L'herbe sur le sol, avec la même prudence que leurs lentes inspirations, semblait se faire de plus verdoyant au plus verdoyant. Quelques éclaircies se faisaient voir à travers les cumulus, et Hector regagna de l'assurance dans sa démarche. Esther elle, était grisée de toutes ces folies, et marchait comme marche un condamné... Seul le bleu des yeux d'Hector la ravivait, car cela lui rappelait le bleu de la mer, et toutes ses douceurs.

Enfin, ils virent une noirceur se projeter dans le ciel, comme un grand vide qui absorbe la clarté même de l'azur. Comme guidés par une étoile, ils allèrent à son encontre, en savant pertinemment qu'ils s'approchaient du Puits du vide. C'est un large trou dans le sol, qui plonge dans des abysses qu'on ne peut sonder, et qui est inhabité par des elfes noirs, des êtres calculateurs et aigris, aux esprits toujours fatalistes.

Deux tâches de la même noirceur que ce ciel, s'en venaient. Ils ne souriaient pas, et leurs lances posaient des questions. Ils avaient d'évidence le coeur gelé, et Hector ne testa pas leur compassion. Il se déclara un simple voyageur, et justifia de sa divinité pour oser prétendre à l'abri de leur civilisation. Ils acceptèrent, et Esther ne dit pas mot.

Tout autour d'un immense trou béant, des logements et commerces étaient creusés dans la roche, au bord du vide, et tous longeant une immense spirale qui s'en allait de plus en plus bas, jusqu'à plus profond que les yeux ne peuvent voir. Les habitants portaient le voile, et un grand silence régnait, car les gens ne faisaient pas plus que chuchoter, pour se parler.

Hector était comme une braise, à porter sa lumière dans cette noirceur. Tous le regardait avec curiosité, mais ils ne voyaient pas plus qu'un égal en lui... Ils aimaient leur noirceur, car c'était la forme de leur sagesse. Ils le laissèrent passer et s'en aller, vers les plus convoitées profondeurs.

Au plus profond, il s'avère, est cultivée ce qu'on appelle de l'Essence de vide. Sur la roche même, est sécrétée comme un gel au pouvoir mystique. Les elfes raclent et raclent, et approvisionnent les chimistes du monde, de cette étrange essence. Hector en prit un bocal, après qu'un marchand lui en ait vanté la vertu. Il semblerait que l'essence ait le pouvoir de dissimuler.

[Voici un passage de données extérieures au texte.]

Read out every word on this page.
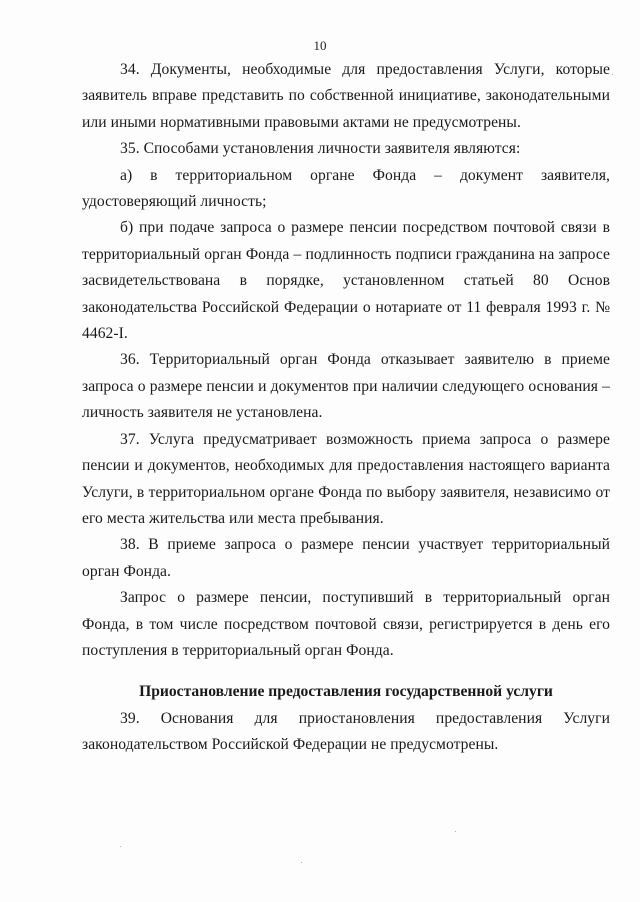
10

34. Документы, необходимые для предоставления Услуги, которые заявитель вправе представить по собственной инициативе, законодательными или иными нормативными правовыми актами не предусмотрены.

35. Способами установления личности заявителя являются:

а) в территориальном органе Фонда – документ заявителя, удостоверяющий личность;

б) при подаче запроса о размере пенсии посредством почтовой связи в территориальный орган Фонда – подлинность подписи гражданина на запросе засвидетельствована в порядке, установленном статьей 80 Основ законодательства Российской Федерации о нотариате от 11 февраля 1993 г. № 4462-I.

36. Территориальный орган Фонда отказывает заявителю в приеме запроса о размере пенсии и документов при наличии следующего основания – личность заявителя не установлена.

37. Услуга предусматривает возможность приема запроса о размере пенсии и документов, необходимых для предоставления настоящего варианта Услуги, в территориальном органе Фонда по выбору заявителя, независимо от его места жительства или места пребывания.

38. В приеме запроса о размере пенсии участвует территориальный орган Фонда.

Запрос о размере пенсии, поступивший в территориальный орган Фонда, в том числе посредством почтовой связи, регистрируется в день его поступления в территориальный орган Фонда.

Приостановление предоставления государственной услуги

39. Основания для приостановления предоставления Услуги законодательством Российской Федерации не предусмотрены.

Il en répartit sur Esther comme de la crème solaire, et bien qu'elle était glaciale au toucher, Esther se laissa faire. Elle se sentait enfin protégée, et un poids se souleva de sa poitrine. Même au fond de l'abysse, elle voyait clair dans le visage de Hector, et son destin semblait le plus rayonnant.

De retour à la surface, elle riait. Elle prenait la main de Hector, et lui faisait de grands sourires. Hector, tout aux anges, se sentait à l'apogée de sa force, de son être. Son propre destin à lui était comblé, et il était maintenant libre de partir ou de rester. Il était né pour Esther, et il décida qu'il renierait sa divinité, et qu'il mourrait pour elle... Comme un humain.

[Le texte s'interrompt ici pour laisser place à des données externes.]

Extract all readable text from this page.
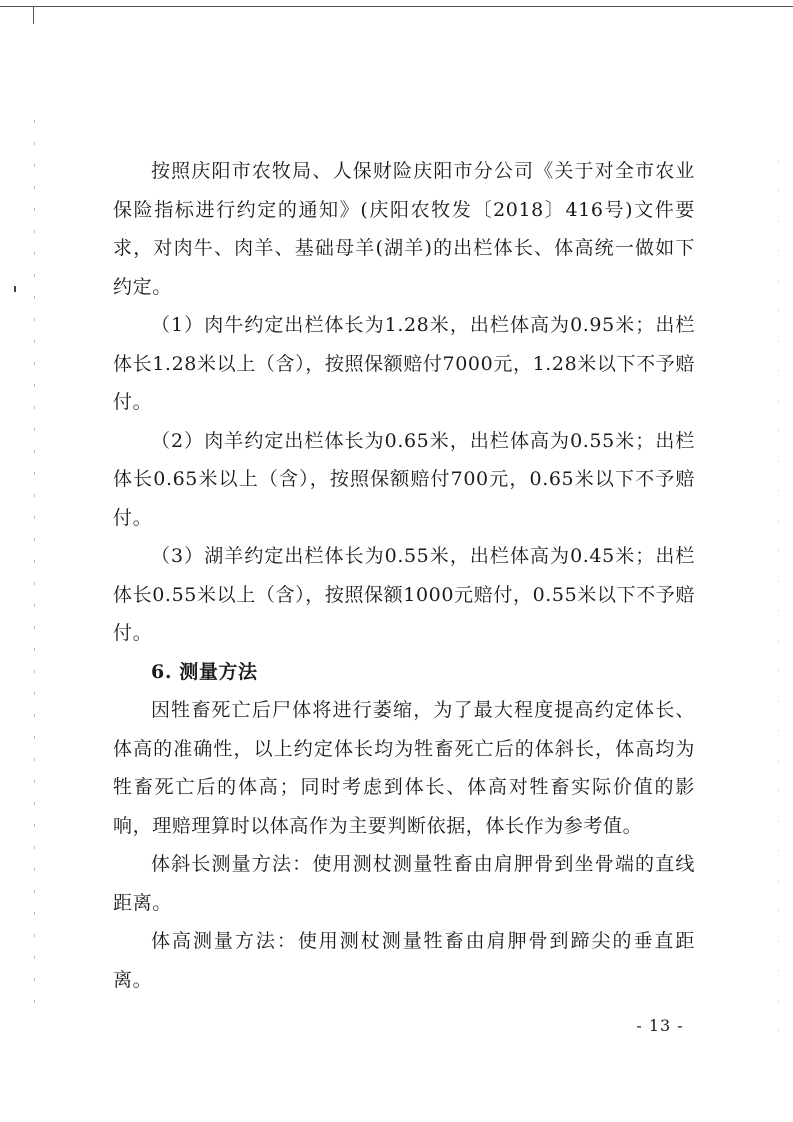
按照庆阳市农牧局、人保财险庆阳市分公司《关于对全市农业保险指标进行约定的通知》(庆阳农牧发〔2018〕416号)文件要求，对肉牛、肉羊、基础母羊(湖羊)的出栏体长、体高统一做如下约定。

（1）肉牛约定出栏体长为1.28米，出栏体高为0.95米；出栏体长1.28米以上（含），按照保额赔付7000元，1.28米以下不予赔付。

（2）肉羊约定出栏体长为0.65米，出栏体高为0.55米；出栏体长0.65米以上（含），按照保额赔付700元，0.65米以下不予赔付。

（3）湖羊约定出栏体长为0.55米，出栏体高为0.45米；出栏体长0.55米以上（含），按照保额1000元赔付，0.55米以下不予赔付。

6. 测量方法

因牲畜死亡后尸体将进行萎缩，为了最大程度提高约定体长、体高的准确性，以上约定体长均为牲畜死亡后的体斜长，体高均为牲畜死亡后的体高；同时考虑到体长、体高对牲畜实际价值的影响，理赔理算时以体高作为主要判断依据，体长作为参考值。

体斜长测量方法：使用测杖测量牲畜由肩胛骨到坐骨端的直线距离。

体高测量方法：使用测杖测量牲畜由肩胛骨到蹄尖的垂直距离。

- 13 -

Il ne le dit pas à Esther, mais gracieusement il les dirigeait vers le Manoir aux Registres, une grande batisse sobre et surplombant une falaise, au bord de la mer. Toute la papasserie de la région s'y fait, mais c'est également un lieu sacré où l'on s'occupe à recenser les divinités, et à leur rendre service.

C'est un manoir immense, aux tuiles violettes, et à la pierre sombre. Quelques gargouilles se montrent, funestes. Une grande porte double, en bois, forme l'entrée. On toque, et on rentre. A l'intérieur, il y a l'odeur de la vieille soie, et de vieux livres aux reliures pourpres. On marche solennellement, et des tableaux s'affichent au mur, divinement peints.

Finalement, on arrive à l'accueil. Une vieille femme interrompt sa lecture, et interroge du regard. Elle a déjà vu passer toutes les requètes, et rien ne peut la surprendre. Elle avait même prédit que cela adviendrait. Elle présente une feuille à Hector, qu'il lit et qu'il signe... Il est maintenant un homme, et la vieille femme sourit.

Esther ne se sent pas à sa place ici, mais elle tient la main de Hector, et cela lui réchauffe le coeur. Elle irait jusqu'au bout de l'enfer, tant qu'elle tient la main de Hector. Il le sait, alors il retiendra toujours une parcelle du soleil, au plus profond de son coeur.